NCLEX-RN
Exam Cram NCLEX RN Practice Questions
1. When teaching a Vietnamese patient who has been treated for pneumonia and needs to complete her antibiotic regimen at home, what is an important cultural component to consider?
- A. Cupping will help to pull toxins from the body
- B. Coining will help to release the wind or bad energy from the body
- C. Once symptoms disappear there is no longer an illness
- D. Most households consist of at least 3 generations
Correct answer: C
Rationale: The correct answer is 'Once symptoms disappear there is no longer an illness'. In Vietnamese culture, there is a belief that once symptoms go away, the illness is no longer present and does not require further treatment. This is crucial to understand when educating Vietnamese patients about completing their antibiotic regimen. Choices A and B (cupping and coining) are traditional Vietnamese healing practices that are not directly related to completing antibiotic therapy. Choice D, about households consisting of multiple generations, is not directly relevant to the completion of antibiotic treatment for pneumonia in this context.

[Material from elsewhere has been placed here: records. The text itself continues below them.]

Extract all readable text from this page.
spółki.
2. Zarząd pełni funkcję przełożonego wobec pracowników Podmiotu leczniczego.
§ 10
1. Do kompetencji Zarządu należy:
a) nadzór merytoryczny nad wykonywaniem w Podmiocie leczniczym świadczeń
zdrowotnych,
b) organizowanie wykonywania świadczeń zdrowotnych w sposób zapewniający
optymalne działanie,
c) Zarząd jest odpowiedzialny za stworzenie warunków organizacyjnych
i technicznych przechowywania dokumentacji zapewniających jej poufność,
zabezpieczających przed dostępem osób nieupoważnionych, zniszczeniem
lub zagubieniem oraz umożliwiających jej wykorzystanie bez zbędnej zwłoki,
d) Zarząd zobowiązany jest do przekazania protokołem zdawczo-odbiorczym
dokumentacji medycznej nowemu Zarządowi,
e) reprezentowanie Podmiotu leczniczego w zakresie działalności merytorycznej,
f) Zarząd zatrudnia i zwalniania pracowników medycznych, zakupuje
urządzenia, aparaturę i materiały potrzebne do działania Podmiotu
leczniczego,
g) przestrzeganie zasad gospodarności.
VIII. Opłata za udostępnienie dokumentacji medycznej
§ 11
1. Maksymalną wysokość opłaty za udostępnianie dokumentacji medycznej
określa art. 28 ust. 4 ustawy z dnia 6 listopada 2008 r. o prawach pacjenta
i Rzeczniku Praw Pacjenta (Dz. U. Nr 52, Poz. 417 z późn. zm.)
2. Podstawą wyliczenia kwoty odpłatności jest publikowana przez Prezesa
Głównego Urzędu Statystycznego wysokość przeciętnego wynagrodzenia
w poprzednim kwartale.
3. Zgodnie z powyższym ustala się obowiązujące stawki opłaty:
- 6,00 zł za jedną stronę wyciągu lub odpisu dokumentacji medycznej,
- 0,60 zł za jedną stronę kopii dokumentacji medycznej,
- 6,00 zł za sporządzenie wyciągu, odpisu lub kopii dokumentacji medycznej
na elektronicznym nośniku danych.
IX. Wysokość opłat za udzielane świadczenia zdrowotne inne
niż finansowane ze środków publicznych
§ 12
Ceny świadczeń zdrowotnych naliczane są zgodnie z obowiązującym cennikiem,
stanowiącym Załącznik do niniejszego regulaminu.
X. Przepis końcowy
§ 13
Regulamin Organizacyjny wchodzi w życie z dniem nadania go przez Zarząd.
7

2. You have noticed that the last several patients you have cared for have had questionable blood pressure readings from their arterial lines. When checked against cuff pressures, a discrepancy has been noted, and further investigation has revealed faulty transducers. This is not the first product issue with this company. What positive step could you take to help resolve this situation?
- A. Use the old stock from a previous company
- B. Verify the cuff pressures every hour to ensure accuracy
- C. Notify the risk manager
- D. Form a peer workgroup to evaluate new products
Correct answer: D
Rationale: Forming a peer workgroup to evaluate new products would be an excellent opportunity for collaboration among peers, management, and the purchasing department. When clinicians are engaged to work toward solutions that address patient care issues, they experience more empowerment and control over their work environments. Choice A is incorrect because using old stock from a previous company does not address the root cause of the faulty transducers from the current company. Choice B is incorrect as verifying cuff pressures every hour does not directly address the issue of faulty transducers. Choice C is less effective than forming a peer workgroup as it involves only notifying the risk manager without involving a collaborative effort to resolve the product issue.
3. A client with adrenal insufficiency has a potassium level of 7.2 mEq/L. Which of the following signs or symptoms might the client exhibit with this result?
- A. Peaked T waves on the ECG
- B. Muscle spasms
- C. Constipation
- D. A prominent U wave on the ECG
Correct answer: A
Rationale: A client with hyperkalemia may exhibit peaked T waves on an electrocardiogram. This manifestation is an early sign of high potassium levels, but diagnosis should not be based on this aspect alone. Untreated, hyperkalemia can lead to progressively worsening cardiac instability. Muscle spasms (Choice B) are more commonly associated with hypocalcemia. Constipation (Choice C) is not a typical sign of hyperkalemia. A prominent U wave on the ECG (Choice D) is associated with hypokalemia, not hyperkalemia.
4. A client returns from surgery after having a colon resection. The nurse is performing an assessment and notes the wound edges have separated. This condition is called:
- A. Evisceration
- B. Hematoma
- C. Dehiscence
- D. Granulation
Correct answer: C
Rationale: Wound dehiscence occurs when the edges of a wound pull apart. The condition may occur following a surgical procedure if the sutures were deficient. Wound dehiscence may also occur following a wound infection or in cases where a client significantly stretches or overuses the associated tissues. Evisceration refers to the protrusion of internal organs through an open wound. Hematoma is a localized collection of blood outside the blood vessels. Granulation is the formation of new connective tissue and tiny blood vessels on the surface of a wound during the healing process.
5. A nurse is caring for an 83-year-old man who has had swallowing difficulties. All of the following interventions are appropriate for this client EXCEPT:
- A. Keep the client in an upright position at all times
- B. Auscultate lung sounds every shift and after feedings
- C. Maintain suction equipment at the client's bedside
- D. Instruct the client about how to perform swallowing exercises
Correct answer: A
Rationale: When caring for a client with swallowing difficulties, it is crucial to prevent aspiration of food into the lungs. Appropriate interventions include auscultating lung sounds every shift and after feedings to assess for any changes in breathing patterns, maintaining suction equipment at the client's bedside in case of difficulties, and providing instruction on swallowing exercises. Keeping the client in an upright position at all times is not necessary and may not always be feasible or comfortable for the client. This rigid requirement is not part of the standard care protocol for managing swallowing difficulties.